NATO defense ministers meeting in the French city of Nice on Wednesday and Thursday will try to agree on implementing the alliance's plan to train Iraqi officers, which has been hampered by the refusal of some allies to take part in the mission. But the alliance is expected to announce progress on its efforts to expand its peacekeeping operations in Afghanistan to the western part of the country in time for nationwide parliamentary elections later this year.

NATO has been trying hard to drum up the necessary contributions of troops and equipment from its members that will allow it to broaden its operations in Afghanistan beyond Kabul, the capital, and the northern region of the country.
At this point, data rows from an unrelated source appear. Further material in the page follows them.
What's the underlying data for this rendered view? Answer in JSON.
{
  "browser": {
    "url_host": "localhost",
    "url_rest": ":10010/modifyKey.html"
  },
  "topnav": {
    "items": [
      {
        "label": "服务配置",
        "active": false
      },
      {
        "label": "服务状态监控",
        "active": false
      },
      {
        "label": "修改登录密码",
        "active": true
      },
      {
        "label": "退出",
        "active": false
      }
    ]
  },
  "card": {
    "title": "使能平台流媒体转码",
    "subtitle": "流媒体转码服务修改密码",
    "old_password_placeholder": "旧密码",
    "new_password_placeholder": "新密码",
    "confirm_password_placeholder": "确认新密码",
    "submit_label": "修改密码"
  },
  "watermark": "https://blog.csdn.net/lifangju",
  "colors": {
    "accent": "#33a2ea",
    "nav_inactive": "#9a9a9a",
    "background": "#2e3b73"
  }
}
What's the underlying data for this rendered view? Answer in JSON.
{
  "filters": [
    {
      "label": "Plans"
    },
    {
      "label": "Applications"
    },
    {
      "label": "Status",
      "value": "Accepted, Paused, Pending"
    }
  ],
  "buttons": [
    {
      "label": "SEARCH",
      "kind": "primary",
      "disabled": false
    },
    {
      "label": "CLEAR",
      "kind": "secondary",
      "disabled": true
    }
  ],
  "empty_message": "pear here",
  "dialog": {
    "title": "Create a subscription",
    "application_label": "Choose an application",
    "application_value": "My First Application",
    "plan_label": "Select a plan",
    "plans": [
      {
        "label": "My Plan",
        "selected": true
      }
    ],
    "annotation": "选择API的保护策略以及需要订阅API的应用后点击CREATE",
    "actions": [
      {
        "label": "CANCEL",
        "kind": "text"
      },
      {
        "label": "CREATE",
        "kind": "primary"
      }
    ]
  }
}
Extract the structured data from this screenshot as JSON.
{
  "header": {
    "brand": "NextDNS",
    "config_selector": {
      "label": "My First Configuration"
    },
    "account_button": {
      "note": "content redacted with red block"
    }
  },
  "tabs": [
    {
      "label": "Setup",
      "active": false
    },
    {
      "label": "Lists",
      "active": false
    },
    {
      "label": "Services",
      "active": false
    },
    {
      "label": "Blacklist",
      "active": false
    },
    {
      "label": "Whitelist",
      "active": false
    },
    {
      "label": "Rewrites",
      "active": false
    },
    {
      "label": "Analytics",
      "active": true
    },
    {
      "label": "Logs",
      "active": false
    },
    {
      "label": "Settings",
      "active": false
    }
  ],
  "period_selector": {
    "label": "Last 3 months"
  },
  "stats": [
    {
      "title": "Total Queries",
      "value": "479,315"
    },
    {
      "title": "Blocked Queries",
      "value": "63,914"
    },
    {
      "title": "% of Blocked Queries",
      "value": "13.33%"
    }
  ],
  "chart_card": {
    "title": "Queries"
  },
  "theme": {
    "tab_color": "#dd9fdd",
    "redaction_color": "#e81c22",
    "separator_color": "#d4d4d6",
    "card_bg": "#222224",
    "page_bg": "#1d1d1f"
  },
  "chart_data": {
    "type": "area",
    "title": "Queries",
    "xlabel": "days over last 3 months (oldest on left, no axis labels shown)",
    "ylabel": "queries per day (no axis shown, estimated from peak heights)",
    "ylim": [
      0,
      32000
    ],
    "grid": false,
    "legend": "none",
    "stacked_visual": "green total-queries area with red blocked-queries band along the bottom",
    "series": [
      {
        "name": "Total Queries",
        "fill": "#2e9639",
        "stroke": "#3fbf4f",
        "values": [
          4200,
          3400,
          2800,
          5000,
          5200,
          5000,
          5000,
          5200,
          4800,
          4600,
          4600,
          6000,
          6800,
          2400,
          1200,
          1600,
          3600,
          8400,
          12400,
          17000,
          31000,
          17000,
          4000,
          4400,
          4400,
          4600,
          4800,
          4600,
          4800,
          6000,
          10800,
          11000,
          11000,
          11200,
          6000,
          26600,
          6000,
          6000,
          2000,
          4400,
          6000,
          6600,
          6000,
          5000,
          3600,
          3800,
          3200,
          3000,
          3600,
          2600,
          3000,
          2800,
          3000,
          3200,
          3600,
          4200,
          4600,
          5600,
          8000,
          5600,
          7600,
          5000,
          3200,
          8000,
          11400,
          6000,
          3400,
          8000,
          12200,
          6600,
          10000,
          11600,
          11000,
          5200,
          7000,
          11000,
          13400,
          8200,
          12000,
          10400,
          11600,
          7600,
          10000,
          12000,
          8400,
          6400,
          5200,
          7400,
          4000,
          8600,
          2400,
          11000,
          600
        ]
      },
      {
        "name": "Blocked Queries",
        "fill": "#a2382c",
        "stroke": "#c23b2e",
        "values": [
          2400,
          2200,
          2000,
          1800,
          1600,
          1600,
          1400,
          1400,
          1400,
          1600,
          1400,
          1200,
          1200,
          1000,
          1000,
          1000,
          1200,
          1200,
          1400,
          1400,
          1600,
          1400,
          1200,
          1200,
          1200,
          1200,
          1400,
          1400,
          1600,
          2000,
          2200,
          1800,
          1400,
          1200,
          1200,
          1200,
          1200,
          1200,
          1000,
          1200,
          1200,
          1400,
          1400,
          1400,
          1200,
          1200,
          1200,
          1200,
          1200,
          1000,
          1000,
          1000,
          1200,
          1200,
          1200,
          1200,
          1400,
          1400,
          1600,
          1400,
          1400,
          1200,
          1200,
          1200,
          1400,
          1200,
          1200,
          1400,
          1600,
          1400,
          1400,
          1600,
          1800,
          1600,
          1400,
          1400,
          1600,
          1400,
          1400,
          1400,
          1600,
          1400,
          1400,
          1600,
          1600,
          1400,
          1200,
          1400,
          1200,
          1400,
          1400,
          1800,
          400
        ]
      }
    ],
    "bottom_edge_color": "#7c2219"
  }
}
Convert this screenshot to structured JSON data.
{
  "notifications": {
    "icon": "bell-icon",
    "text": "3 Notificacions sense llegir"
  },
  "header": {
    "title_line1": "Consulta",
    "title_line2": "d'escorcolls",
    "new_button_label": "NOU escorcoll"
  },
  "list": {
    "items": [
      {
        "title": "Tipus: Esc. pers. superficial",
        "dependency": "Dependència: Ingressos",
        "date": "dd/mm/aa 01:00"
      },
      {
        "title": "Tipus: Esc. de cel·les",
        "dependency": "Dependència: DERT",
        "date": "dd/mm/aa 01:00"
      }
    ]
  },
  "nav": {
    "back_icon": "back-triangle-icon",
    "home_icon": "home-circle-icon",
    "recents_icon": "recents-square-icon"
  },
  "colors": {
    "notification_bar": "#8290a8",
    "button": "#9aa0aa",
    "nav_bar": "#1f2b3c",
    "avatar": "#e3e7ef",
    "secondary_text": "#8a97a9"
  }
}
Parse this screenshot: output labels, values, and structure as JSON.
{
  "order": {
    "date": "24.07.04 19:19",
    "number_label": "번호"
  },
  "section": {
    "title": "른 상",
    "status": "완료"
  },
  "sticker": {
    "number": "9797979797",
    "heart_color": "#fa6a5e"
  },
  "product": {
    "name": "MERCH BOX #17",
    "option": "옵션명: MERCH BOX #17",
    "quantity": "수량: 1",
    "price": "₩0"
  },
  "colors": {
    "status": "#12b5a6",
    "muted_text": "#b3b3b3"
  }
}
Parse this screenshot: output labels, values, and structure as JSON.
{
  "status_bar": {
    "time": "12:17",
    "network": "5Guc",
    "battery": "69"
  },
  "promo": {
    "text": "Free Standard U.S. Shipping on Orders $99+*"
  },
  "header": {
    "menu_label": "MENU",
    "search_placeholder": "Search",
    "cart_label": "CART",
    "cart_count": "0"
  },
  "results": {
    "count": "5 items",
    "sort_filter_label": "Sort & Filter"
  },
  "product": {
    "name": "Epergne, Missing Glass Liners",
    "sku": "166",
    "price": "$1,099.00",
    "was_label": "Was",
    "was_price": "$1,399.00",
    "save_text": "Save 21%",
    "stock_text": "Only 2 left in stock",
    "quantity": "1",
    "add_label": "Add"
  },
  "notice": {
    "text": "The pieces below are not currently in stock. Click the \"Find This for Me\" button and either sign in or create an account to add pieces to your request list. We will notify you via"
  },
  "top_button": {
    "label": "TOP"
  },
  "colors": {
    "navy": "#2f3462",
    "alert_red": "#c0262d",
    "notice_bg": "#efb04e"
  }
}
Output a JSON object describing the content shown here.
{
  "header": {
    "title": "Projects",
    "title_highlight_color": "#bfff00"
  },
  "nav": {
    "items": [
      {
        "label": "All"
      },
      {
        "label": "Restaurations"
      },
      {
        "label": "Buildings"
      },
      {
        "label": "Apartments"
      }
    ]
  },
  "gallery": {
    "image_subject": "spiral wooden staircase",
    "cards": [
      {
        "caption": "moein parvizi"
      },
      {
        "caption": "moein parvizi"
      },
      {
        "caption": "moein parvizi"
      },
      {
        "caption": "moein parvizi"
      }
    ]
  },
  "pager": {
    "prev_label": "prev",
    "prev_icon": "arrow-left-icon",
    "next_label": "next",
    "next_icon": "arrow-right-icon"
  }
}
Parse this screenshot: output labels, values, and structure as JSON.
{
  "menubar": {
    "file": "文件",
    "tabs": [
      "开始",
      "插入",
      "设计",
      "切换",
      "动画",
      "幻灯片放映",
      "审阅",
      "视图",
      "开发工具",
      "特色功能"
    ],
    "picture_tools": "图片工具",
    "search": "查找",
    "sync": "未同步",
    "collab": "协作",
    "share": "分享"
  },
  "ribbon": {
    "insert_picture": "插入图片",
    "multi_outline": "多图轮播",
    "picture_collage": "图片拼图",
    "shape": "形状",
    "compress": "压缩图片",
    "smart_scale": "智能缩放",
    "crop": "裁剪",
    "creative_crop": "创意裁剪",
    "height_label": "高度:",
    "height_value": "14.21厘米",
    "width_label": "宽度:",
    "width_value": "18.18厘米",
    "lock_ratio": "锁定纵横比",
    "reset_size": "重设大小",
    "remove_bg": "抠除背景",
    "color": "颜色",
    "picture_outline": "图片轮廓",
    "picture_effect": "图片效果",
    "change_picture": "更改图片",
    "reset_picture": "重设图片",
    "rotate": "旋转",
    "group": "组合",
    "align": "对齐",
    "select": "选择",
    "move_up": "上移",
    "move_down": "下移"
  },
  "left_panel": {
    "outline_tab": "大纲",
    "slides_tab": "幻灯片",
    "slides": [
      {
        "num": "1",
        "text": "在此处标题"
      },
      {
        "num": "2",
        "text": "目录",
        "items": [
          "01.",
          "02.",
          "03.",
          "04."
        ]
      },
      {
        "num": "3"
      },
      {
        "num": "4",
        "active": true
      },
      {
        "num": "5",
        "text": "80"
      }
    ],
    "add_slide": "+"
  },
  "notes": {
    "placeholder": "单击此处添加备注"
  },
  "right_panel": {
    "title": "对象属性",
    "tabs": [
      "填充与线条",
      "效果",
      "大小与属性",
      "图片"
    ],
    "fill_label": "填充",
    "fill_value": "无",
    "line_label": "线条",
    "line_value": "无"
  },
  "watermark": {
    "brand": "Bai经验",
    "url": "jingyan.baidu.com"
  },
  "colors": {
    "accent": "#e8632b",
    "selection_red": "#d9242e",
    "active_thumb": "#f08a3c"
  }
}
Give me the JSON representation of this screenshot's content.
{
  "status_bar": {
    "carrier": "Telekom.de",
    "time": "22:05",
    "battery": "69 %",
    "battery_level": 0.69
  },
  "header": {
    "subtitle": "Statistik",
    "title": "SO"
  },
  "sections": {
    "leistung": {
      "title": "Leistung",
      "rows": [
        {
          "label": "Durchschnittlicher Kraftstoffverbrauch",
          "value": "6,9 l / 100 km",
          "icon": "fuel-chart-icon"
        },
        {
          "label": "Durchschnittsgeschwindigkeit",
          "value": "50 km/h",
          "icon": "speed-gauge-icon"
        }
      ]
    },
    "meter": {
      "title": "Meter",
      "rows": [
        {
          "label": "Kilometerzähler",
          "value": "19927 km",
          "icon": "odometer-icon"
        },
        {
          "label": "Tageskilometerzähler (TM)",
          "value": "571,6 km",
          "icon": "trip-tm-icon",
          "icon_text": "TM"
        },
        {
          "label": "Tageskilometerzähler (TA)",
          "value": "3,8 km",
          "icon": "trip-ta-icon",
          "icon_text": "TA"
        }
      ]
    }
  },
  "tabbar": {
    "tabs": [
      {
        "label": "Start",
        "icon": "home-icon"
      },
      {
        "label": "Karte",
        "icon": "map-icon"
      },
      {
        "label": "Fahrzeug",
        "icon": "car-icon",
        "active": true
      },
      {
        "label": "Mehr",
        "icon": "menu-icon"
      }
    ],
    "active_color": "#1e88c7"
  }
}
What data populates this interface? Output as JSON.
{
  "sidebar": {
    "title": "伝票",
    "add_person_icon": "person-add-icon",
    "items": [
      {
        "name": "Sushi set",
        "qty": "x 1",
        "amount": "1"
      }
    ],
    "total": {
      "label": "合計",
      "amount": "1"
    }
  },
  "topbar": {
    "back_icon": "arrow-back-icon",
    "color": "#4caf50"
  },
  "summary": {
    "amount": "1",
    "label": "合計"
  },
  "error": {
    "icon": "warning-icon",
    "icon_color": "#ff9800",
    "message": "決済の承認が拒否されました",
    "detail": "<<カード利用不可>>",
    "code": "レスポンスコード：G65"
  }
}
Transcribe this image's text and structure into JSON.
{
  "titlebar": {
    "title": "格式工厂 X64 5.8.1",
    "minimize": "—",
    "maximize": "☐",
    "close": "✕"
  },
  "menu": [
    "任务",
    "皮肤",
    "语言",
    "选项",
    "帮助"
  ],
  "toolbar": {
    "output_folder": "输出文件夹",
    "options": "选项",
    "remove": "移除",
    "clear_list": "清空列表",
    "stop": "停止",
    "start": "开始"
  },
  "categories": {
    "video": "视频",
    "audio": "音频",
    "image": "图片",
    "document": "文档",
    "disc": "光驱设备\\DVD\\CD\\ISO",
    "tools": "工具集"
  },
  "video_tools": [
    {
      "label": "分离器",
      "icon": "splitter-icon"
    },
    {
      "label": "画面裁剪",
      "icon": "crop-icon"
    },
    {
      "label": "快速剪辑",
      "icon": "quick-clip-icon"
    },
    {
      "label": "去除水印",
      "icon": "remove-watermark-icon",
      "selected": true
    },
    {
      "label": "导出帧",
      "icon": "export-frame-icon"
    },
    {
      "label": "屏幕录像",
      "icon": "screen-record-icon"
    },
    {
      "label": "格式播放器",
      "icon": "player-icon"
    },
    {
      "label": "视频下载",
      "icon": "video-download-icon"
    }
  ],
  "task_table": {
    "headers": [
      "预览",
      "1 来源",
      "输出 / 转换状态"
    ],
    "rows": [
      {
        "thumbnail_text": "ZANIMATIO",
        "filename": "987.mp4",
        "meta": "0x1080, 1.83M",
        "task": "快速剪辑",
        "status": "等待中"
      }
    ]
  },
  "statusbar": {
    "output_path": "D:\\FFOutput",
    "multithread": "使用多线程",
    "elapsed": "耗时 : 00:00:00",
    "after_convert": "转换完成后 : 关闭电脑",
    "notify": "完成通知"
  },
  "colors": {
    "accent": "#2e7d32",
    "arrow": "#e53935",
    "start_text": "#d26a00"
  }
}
But NATO officials say it now appears likely that the alliance will be able to expand westwards as part of its aim to mount a peacekeeping presence over the entire country by next year.

Italy, Spain and Lithuania have agreed to provide men and materiel for the mission in the west and will join American units that will now come under the NATO flag.

But the fate of a U.S. proposal to integrate the 8,000 NATO peacekeepers and the much bigger U.S. combat force pursuing remnants of the Taleban and their al-Qaida allies is still unresolved. France and Germany have opposed the move, saying the task of NATO forces in Afghanistan is to provide security for the Afghan government, not to fight terrorism.

NATO officials say the alliance is still short of commitments from its members for further expansion of its operations to other parts of the country.

But its problems in Afghanistan pale when compared with the difficulties it has encountered in trying to fulfill a mission approved last June by NATO leaders to set up a program to train about 1,000 Iraqi officers a year.

NATO had hoped that at least 300 instructors would be engaged in such training activities by now, but it has not been able to muster more than half that number. And the training has not formally begun because NATO is still waiting for its members to supply guards and logistics personnel for the instructors.

France, Germany and four other members of the 26-nation alliance have not only refused to send troops to Iraq but are preventing their officers who are assigned to NATO from participating in any mission inside the country.

But Germany has been training some Iraqi security personnel in the neighboring United Arab Emirates, and France has offered to do the same in Qatar.

NATO spokesman James Appathurai says it does not matter how or where the allies are involved in the training mission as long as they contribute to the overall program.

"And we want to be in a position where all 26 allies are providing support, either in-country through training, outside of the country through training, through equipment provision or through funding, but that is a goal toward which the Secretary-General wishes to move or he believes we can move," he said.

The defense ministers will also turn their attention to Kosovo, where NATO has vowed to maintain its present force level in the restive Serbian province to insure stability there. As the time approaches for a resolution of Kosovo's status, NATO officials say they want to be as well-prepared as possible for any new outbreaks of ethnic violence between the Albanian majority and the Serbian minority.